The argument of ‘Days of Heaven’
[Note: This is a cryptic, idiosyncratic attempt to sum up the argument of Terrence Malick’s cryptic, idiosyncratic movie Days of Heaven. It probably won’t make any sense if you haven’t seen the movie, and might not even if you have. Sorry, but I really wanted to avoid spoiling the movie twice over, with information and with pedantry.]
We think that beyond this there is another world, the one we’ll flee to when this one goes up in flames. We peer at it from across the border, looking to get fixed up. We watch it like we watch the fish in an aquarium, dreaming. If only I could come up with one big score. If only I could touch her hair, then everything would be all right. Then I’d carry that magic within me.
But the other world is just as artificial and just as impossible to inhabit. It can’t be traded for. We can try to buy it. We can try to mint what we have into a common currency, but there is no such thing. This only hollows everything out, impoverishes it, helps the fires along.
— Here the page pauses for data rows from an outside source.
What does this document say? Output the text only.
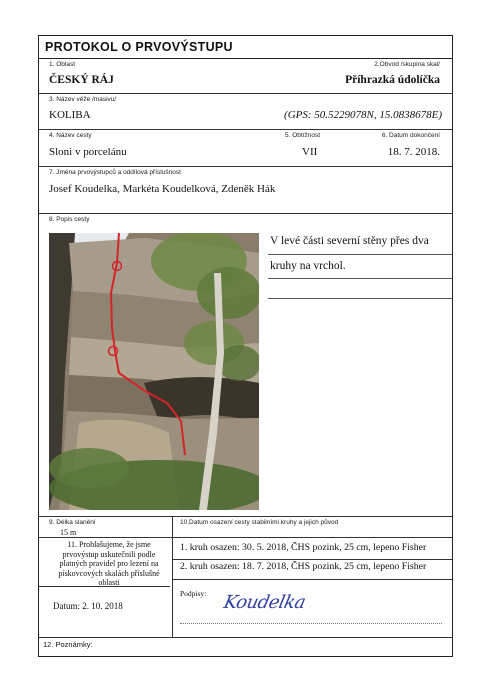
PROTOKOL O PRVOVÝSTUPU
1. Oblast	2.Obvod /skupina skal/
ČESKÝ RÁJ	Příhrazká údolíčka
3. Název věže /masivu/
KOLIBA	(GPS: 50.5229078N, 15.0838678E)
4. Název cesty	5. Obtížnost	6. Datum dokončení
Sloni v porcelánu	VII	18. 7. 2018.
7. Jména prvovýstupců a oddílová příslušnost
Josef Koudelka, Markéta Koudelková, Zdeněk Hák
8. Popis cesty
V levé části severní stěny přes dva
kruhy na vrchol.
9. Délka slanění
15 m
10.Datum osazení cesty stabilními kruhy a jejich původ
11. Prohlašujeme, že jsme
prvovýstup uskutečnili podle
platných pravidel pro lezení na
pískovcových skalách příslušné
oblasti
1. kruh osazen: 30. 5. 2018, ČHS pozink, 25 cm, lepeno Fisher
2. kruh osazen: 18. 7. 2018, ČHS pozink, 25 cm, lepeno Fisher
Datum: 2. 10. 2018
Podpisy: Koudelka
12. Poznámky:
This side of death, there is no other world. Not the prettified, made-up world of dancing girls. Not the world of Woodrow Wilson’s armies, the world that is finally made safe for democracy. There is no Eden to go back to, no Utopia to aspire to. What happiness there is is in the seams, between things both good and bad, not beyond them. We find it at the end of a hard day, in the calls of animals, in the rush of new sights, and in the release of pain and frustration that comes when we go beat the heck of out some tree.